Highly Reproducible, Vendor-Agnostic, Motion-Insensitive Liver PDFF Mapping

A new paper from Jiayi Tang et al describes a free-breathing MRI-based liver fat quantification method that works equivalently across systems of different MRI manufacturers. This addresses two limitations of currently available MRI-based fat quantification methods, namely motion sensitivity, which requires breath holding and lowers feasibility in patients such as children and the infirm; and variability between systems, due to each manufacturer implementing their own methods. The method was validated in both adults and children, and demonstrated superior image quality, high accuracy, and improved precision and reproducibility across systems compared to conventional methods. This may lead to more accessible and feasible liver fat quantification for patients of all ages and at more imaging centers. 

Pulseq-FAM enables free-breathing in vivo liver PDFF mapping with high image quality, regardless of vendor, MR system, and field strength. The figure shows example free-breathing liver PDFF maps acquired with Pulseq-FAM, of different volunteers with varying levels of liver fat, for each MR system in this study where in vivo imaging was possible. Pulseq-FAM demonstrates free-breathing in vivo feasibility with high apparent image quality in all hardware and site settings, although minor artifacts are visible on some 3T systems (arrows), and the 0.55T system shows lower apparent SNR.
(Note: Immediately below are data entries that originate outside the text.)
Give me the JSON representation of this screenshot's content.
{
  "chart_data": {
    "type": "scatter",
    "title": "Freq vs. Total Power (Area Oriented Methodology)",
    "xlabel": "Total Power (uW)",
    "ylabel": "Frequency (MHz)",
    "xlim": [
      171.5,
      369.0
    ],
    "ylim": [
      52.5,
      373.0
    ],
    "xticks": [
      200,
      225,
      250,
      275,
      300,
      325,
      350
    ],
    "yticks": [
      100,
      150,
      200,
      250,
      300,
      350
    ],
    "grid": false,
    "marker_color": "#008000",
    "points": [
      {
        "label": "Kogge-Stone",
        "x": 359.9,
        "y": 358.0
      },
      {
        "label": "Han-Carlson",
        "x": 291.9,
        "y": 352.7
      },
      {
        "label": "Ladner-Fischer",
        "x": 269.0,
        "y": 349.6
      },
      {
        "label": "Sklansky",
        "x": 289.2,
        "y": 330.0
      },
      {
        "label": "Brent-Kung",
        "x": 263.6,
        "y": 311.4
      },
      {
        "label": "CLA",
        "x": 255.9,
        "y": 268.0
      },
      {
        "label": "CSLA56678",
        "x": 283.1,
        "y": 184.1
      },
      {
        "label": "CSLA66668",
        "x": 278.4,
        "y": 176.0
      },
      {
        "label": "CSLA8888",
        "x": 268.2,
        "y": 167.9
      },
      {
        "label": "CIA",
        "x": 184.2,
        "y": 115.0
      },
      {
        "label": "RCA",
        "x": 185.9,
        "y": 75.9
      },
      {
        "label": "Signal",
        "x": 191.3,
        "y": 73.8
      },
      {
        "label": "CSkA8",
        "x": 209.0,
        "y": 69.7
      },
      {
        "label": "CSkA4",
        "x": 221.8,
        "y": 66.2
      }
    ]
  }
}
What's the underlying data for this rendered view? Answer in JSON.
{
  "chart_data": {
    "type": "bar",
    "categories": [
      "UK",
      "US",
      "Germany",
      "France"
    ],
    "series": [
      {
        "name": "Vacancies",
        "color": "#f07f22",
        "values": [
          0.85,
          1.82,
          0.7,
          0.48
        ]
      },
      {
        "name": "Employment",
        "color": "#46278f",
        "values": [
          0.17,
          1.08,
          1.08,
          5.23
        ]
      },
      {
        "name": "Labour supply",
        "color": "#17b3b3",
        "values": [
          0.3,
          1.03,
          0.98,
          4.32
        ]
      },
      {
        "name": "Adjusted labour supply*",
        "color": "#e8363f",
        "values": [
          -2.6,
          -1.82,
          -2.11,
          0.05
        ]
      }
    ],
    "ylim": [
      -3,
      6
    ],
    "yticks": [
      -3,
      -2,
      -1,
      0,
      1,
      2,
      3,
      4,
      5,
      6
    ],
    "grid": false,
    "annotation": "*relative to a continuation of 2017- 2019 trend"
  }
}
Tang J, Tamada D, Nielsen JF, Starekova J, Heidenreich JF, Schön F, Anagnostopoulos AA, Roshanshad A, Mao L, Fujita S, Xu P, Keen C, Shaik IA, Milshteyn E, Yee S, Ellison AJ, Rutkowski D, Kammerman J, Brittain JH, Zhong X, Grissom WA, Zaitsev M, Carrel AL, Rathi Y, Jiang Y, Bilgic B, Reeder SB, Hernando D. Highly Reproducible, Vendor-Agnostic, Motion-Insensitive Liver PDFF Mapping at 0.55T, 1.5T, and 3T. Magn Reson Med. 2025 Dec 12. PMID: 41387985.